The park is not accessible from East 41st Street due to the presence of a 30 ft retaining wall adjacent to Tudor City and the tunnel portal on First Avenue. The south end of the park connects to a pedestrian arcade that runs from East 40th to 41st streets in a sidewalk easement below Windsor Tower in Tudor City; the pedestrian walkway under the building was also built as part of the street improvements to accommodate the United Nations headquarters. The retaining wall along the western edge of the park includes a bronze tablet listing the individuals and firms associated with construction of the First Avenue Underpass from 1950 to 1952.

In 1998, the park was named after Trygve Lie, who had served as the first Secretary-General of the United Nations and was a supporter of locating the United Nations headquarters in New York City.

==Renovations==
Renovations were made to the park in 2016, which included the installation of new trees, landscaping, benches, light poles, fencing, and concrete and bluestone pavement and repairs to retaining walls. A ribbon cutting ceremony to rededicate the plaza was held on September 18, 2016, with Norway's Prime Minister Erna Solberg and Minister of Foreign Affairs Børge Brende as well as William and Arthur Zeckendorf, the grandsons of Trygve Lie.

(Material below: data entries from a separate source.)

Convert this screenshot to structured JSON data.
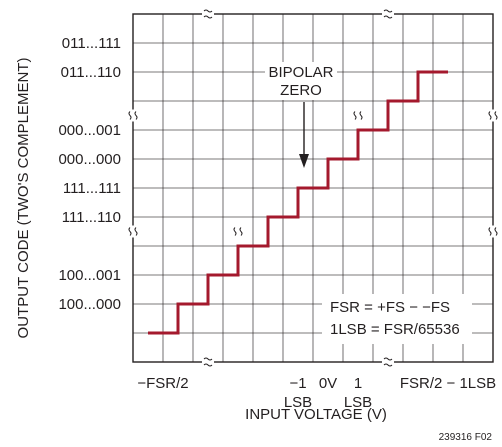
{
  "chart_data": {
    "type": "line",
    "step": true,
    "ylabel": "OUTPUT CODE (TWO'S COMPLEMENT)",
    "xlabel": "INPUT VOLTAGE (V)",
    "y_codes": [
      "011...111",
      "011...110",
      "000...001",
      "000...000",
      "111...111",
      "111...110",
      "100...001",
      "100...000"
    ],
    "x_tick_labels": [
      {
        "line1": "−FSR/2",
        "line2": ""
      },
      {
        "line1": "−1",
        "line2": "LSB"
      },
      {
        "line1": "0V",
        "line2": ""
      },
      {
        "line1": "1",
        "line2": "LSB"
      },
      {
        "line1": "FSR/2 − 1LSB",
        "line2": ""
      }
    ],
    "annotation": {
      "line1": "BIPOLAR",
      "line2": "ZERO"
    },
    "notes": [
      "FSR = +FS − −FS",
      "1LSB = FSR/65536"
    ],
    "grid": true,
    "axis_breaks": true,
    "series_color": "#a4192d",
    "steps": [
      {
        "from": "−FSR/2",
        "code": "100...000"
      },
      {
        "from": "−FSR/2 + 1LSB",
        "code": "100...001"
      },
      {
        "from": "",
        "code": ""
      },
      {
        "from": "",
        "code": "111...110"
      },
      {
        "from": "−1 LSB",
        "code": "111...111"
      },
      {
        "from": "0V",
        "code": "000...000"
      },
      {
        "from": "1 LSB",
        "code": "000...001"
      },
      {
        "from": "",
        "code": ""
      },
      {
        "from": "",
        "code": "011...110"
      },
      {
        "from": "FSR/2 − 1LSB",
        "code": "011...111"
      }
    ]
  },
  "figure_id": "239316 F02"
}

The renovated park also included the addition of a 17 ft kinetic art sculpture on the retaining wall, The Peace Clock by Norwegian artist Lina Viste Grønli. The brass sculpture functions as a clock with a moving hour hand and displays the peace sign at 4:30 a.m. and 4:30 p.m. each day to the United Nations. The sculpture was funded by a group of donors and commissioned through New York City Department of Cultural Affairs' Percent for Art program with the objective of using a concept based on either art or design, or both, to tell the story of Trygve Lie. The public art project was completed in partnership with the New York City Department of Parks and Recreation and the Royal Norwegian Consulate General in New York.